Aptly, the album’s tracks collectively explore themes of introspection, chaos, and a yearning for clarity in a tumultuous world. “Save You” is a hypnotic, contemplative opener that emphasizes the project’s knack for unfolding soundscapes. “Everything just happens for no reason at all,” the vocals let out amidst trickling guitar layers, with a beautifully capricious feeling evident in both the easy-flowing instrumentation and thematic lyrics. “I need a little bit of peace and quiet to collect my thoughts,” the vocals convey with a similarly thematic engrossment on “Press Pause,” touting a breezy alt-pop charm amongst commiserations of coping within an overwhelming world. Soft Return quickly establishes a desire to find a break “from all the noise,” particularly within a society whose order and balance seem driven by tumult rather than intended direction.

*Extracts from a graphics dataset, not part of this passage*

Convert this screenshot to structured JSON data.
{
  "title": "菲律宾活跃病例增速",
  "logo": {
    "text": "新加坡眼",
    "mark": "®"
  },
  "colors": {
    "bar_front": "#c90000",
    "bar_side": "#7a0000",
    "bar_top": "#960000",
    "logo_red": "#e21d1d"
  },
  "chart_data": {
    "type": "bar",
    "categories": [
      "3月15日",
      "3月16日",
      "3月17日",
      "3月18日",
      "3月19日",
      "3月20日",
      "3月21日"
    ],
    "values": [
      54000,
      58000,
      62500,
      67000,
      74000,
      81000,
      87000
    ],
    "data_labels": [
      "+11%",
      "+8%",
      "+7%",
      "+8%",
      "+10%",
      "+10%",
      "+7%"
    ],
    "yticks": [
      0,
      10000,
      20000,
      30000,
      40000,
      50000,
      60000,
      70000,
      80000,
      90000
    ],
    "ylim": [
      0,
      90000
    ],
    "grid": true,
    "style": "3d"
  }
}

The more rousing guitar buzzes within “Infinite Mirror” provides a catching immediacy, even amongst lyrics that continue in their introspection on the world’s chaos — and a yearning for seeing truths with greater clarity. Textured guitar tones evoke a ’90s alt-rock and shoegaze-touched nostalgia, particularly as approaching the three-minute turn as the vocals fade and re-emerge amidst the hazy, lush guitars. A serenely atmospheric detailing shows instead on “Ghostly in the Walls.” Quaint guitars complement lyrics depicting a nocturnal allure, and the sounds that occur as one sleeps. From the more rock-ready rousing of “Infinite Mirror” to the sleepy contemplation within “Ghostly in the Walls,” Soft Return impresses with its tonal range and consistently emotive intrigue.
Soft Return continues strongly through its second half, with “You’re Moving On” — lamenting “I miss you, but I guess you’ve moving on.” Lyrical illustrations of shame and fear of rejection prove stirring, particularly set against the gentle guitar work. “Wailing Loon” continues the chilly immersion, as eerie organs interject alongside jazzy guitar lushness. “Just A Memory” closes the album with a vibrant pop-ready punch, following these more serenely placed precedents. The playful “it’s all that’s left,” vocal pitch alternation drives infectiously into a pop-punk guitar ardency. Soft Return is exemplary of Holy Nowhere’s range of hooky pop songwriting, atmospheric rock, and atmospheric crawls alike.